Flavonoids are naturally-occuring compounds, commonly found in teas, wine, and grapes. They have been reported to be biologically active through their interactions with cell membranes. They are widely known to be beneficial to the body due to their anti-oxidant, anti-proliferation and anti-inflammatory effects. Although changes in fluidity of the lipid bilayer had been reported to change in the presence of the flavonoids and association of the flavonoids with the bilayer has been reported, the detailed mechanism of interaction of flavonoids with lipid membranes is not yet well elucidated.
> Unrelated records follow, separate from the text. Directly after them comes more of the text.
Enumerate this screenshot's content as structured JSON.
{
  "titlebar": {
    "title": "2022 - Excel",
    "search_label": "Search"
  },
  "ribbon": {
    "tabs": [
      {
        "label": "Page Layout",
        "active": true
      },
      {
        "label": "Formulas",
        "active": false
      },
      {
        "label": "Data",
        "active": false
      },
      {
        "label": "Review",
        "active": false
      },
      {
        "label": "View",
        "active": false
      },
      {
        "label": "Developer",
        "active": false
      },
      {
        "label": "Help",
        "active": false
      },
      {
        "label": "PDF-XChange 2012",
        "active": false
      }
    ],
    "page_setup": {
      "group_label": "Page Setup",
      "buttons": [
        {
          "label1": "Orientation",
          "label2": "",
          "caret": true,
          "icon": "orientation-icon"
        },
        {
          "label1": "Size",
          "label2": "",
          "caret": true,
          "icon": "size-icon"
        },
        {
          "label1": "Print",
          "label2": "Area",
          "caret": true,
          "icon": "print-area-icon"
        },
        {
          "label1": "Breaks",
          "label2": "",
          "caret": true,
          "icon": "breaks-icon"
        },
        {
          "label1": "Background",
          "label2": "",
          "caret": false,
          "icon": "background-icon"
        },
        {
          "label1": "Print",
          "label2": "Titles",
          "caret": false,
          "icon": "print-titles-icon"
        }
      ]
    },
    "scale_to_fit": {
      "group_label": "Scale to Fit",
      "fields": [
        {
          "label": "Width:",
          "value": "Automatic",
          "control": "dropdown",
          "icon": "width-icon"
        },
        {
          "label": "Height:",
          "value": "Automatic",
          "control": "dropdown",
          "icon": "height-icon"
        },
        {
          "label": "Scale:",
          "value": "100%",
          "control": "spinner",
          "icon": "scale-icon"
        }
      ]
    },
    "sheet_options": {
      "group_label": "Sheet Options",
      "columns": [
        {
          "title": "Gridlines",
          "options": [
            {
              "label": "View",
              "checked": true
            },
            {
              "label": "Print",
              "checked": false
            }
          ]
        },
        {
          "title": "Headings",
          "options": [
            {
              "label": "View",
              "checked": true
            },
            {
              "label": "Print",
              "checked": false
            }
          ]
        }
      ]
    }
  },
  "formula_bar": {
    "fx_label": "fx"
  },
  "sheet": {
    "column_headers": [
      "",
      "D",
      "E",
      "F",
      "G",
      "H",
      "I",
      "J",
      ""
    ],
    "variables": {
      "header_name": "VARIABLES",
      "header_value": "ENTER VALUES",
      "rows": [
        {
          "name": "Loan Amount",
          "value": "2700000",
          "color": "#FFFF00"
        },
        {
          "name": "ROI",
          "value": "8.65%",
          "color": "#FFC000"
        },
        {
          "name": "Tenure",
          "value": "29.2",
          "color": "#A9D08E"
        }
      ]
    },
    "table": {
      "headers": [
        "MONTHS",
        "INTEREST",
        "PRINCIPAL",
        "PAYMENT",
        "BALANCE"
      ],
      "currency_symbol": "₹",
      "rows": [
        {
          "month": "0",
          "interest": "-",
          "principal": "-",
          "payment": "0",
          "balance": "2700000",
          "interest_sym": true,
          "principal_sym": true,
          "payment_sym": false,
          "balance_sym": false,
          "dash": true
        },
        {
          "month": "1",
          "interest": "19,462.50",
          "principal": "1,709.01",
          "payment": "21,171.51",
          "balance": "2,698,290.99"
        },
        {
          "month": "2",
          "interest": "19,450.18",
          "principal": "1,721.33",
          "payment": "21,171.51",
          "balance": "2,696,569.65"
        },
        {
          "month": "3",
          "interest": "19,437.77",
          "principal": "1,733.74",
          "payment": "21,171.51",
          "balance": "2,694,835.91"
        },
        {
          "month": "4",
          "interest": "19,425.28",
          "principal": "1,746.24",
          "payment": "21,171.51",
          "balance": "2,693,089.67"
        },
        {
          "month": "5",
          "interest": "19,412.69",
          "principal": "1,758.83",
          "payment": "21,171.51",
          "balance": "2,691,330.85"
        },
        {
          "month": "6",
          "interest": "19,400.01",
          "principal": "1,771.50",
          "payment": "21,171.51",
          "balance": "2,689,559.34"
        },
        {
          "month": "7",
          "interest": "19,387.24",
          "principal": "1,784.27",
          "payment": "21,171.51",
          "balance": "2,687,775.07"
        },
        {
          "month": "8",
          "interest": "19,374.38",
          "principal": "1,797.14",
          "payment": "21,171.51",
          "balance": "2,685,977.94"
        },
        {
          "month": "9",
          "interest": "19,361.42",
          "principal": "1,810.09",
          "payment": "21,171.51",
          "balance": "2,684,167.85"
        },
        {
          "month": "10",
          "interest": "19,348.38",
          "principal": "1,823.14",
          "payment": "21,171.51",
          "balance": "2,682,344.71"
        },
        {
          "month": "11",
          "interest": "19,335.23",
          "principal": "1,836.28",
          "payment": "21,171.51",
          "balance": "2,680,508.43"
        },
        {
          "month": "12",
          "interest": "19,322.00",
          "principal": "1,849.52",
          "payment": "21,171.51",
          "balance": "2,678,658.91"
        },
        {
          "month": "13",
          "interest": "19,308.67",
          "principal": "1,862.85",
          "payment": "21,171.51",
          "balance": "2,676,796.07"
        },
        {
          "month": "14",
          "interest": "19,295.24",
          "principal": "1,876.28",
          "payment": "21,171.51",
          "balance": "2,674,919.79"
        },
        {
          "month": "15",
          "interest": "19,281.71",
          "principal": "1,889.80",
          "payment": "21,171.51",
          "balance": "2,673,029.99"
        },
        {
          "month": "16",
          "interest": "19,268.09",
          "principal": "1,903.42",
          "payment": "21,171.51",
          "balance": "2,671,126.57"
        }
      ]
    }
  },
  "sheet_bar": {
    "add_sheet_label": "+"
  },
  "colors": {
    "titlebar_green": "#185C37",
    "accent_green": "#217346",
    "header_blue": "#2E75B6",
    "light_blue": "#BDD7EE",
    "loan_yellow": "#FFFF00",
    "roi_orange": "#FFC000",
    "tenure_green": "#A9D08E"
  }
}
Here, we report on the interactions between three flavonoids belonging to flavan-3-ol and thearubigins and stilbenes: a tea catechin (-)-epigallocatechin gallate (EGCg) and its oxidative derivative theaflavin which is found in black tea and piceid which is a resveratrol derivative found in grape juice. Our results show vesicular transformation in the presence of the flavonoids, and there were clear differences between the three flavonoids. We are yet to confirm or refute the presence of flavonoids in those aggregates. As far as we are aware, this is the first time such an experiment has been done.